Hitze in der Wohnung schmälert für viele die Sommerfreuden. Auch eine Mietminderung ist nur möglich, wenn bestimmte bauliche Mängel vorliegen.
Um das bestmögliche Raumklima zu erreichen, gibt es eine Faustregel – sagt Prof. Hartwig Künzel vom Fraunhofer Institut für Bauphysik in Holzkirchen (Bayern): „Man sollte immer dann die Fenster öffnen, wenn es draußen kühler ist als drinnen.“ In Dachgeschossen sorgen offene Fenster auch tagsüber für Ausgleich.
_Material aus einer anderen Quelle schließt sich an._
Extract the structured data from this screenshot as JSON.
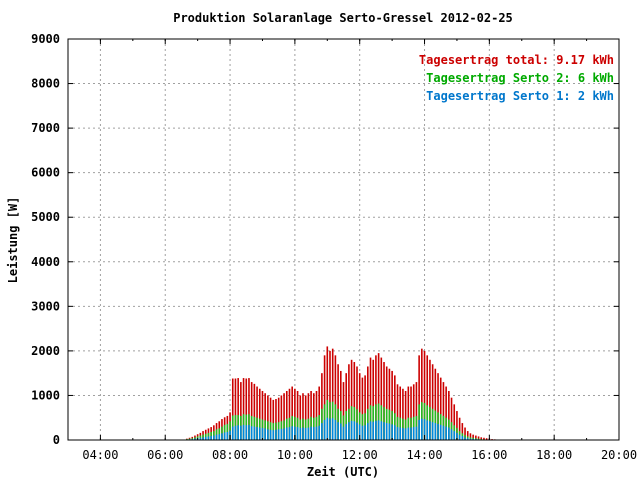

Auch das Deutsche Rote Kreuz rät: „Alle Fenster auf, Ventilatoren an!“
Wohnungen, die nur morgens und abends gelüftet werden, sollten tagsüber mit Jalousien und Vorhängen abgedunkelt werden. Hilfreich ist ein Ventilator – nur nicht, wenn man nicht im Haus ist.
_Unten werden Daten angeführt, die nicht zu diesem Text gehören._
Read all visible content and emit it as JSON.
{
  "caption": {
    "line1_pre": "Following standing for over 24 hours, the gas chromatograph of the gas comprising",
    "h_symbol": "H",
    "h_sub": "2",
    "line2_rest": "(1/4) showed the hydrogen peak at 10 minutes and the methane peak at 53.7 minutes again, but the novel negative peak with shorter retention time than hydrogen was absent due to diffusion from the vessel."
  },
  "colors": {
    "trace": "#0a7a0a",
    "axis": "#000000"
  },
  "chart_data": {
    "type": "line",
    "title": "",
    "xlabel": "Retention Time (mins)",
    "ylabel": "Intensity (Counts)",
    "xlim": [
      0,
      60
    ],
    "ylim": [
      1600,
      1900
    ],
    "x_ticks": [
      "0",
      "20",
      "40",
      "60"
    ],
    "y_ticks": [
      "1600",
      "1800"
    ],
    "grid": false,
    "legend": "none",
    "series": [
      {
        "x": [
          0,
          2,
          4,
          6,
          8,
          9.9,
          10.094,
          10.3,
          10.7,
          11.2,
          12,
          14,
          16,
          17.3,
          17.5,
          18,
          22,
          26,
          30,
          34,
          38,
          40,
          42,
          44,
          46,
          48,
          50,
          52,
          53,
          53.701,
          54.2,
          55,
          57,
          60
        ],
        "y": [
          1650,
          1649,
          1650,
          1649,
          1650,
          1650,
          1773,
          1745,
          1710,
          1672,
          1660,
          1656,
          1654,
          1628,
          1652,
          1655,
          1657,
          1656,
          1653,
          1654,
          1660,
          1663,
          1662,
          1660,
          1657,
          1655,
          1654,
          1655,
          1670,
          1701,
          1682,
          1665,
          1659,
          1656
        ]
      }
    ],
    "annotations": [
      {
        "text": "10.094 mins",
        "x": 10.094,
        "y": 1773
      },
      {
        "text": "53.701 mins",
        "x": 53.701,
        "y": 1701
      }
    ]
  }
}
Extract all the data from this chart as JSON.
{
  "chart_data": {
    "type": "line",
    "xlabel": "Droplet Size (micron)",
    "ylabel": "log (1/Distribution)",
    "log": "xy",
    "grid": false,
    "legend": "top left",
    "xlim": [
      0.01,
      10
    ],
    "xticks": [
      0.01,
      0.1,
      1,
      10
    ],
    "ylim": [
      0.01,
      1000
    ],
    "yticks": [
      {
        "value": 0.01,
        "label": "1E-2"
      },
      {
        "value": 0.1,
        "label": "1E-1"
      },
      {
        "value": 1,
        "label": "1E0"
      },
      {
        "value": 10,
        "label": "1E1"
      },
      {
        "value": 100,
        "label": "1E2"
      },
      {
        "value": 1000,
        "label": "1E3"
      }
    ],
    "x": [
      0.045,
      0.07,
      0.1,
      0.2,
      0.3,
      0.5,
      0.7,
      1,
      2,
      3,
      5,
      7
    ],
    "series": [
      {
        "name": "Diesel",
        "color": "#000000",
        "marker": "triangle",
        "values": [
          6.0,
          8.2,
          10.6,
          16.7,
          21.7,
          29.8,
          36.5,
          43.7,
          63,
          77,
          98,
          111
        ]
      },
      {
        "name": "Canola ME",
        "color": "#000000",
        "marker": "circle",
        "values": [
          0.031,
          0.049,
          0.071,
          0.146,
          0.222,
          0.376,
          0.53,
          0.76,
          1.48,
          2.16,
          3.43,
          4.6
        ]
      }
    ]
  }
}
Tierhalter sollten Vögel und Kleintiere lieber nicht vor Ventilatoren oder Klimaanlagen setzen, Zugluft verursacht Erkältungen und Augenentzündungen, mahnt die Tierschutzorganisation Aktion Tier. Stattdessen bietet es sich an, Käfige samt Bewohnern stundenweise in den Keller zu stellen.
Von in den Wohnräumen aufgehängten, feuchten Handtüchern rät Bauphysiker Künzel ab. Dabei entsteht viel Feuchtigkeit, die zur Last für die Bausubstanz werden kann. Bei geschlossenen Fenstern sprießen vielleicht sogar die Schimmelpilze.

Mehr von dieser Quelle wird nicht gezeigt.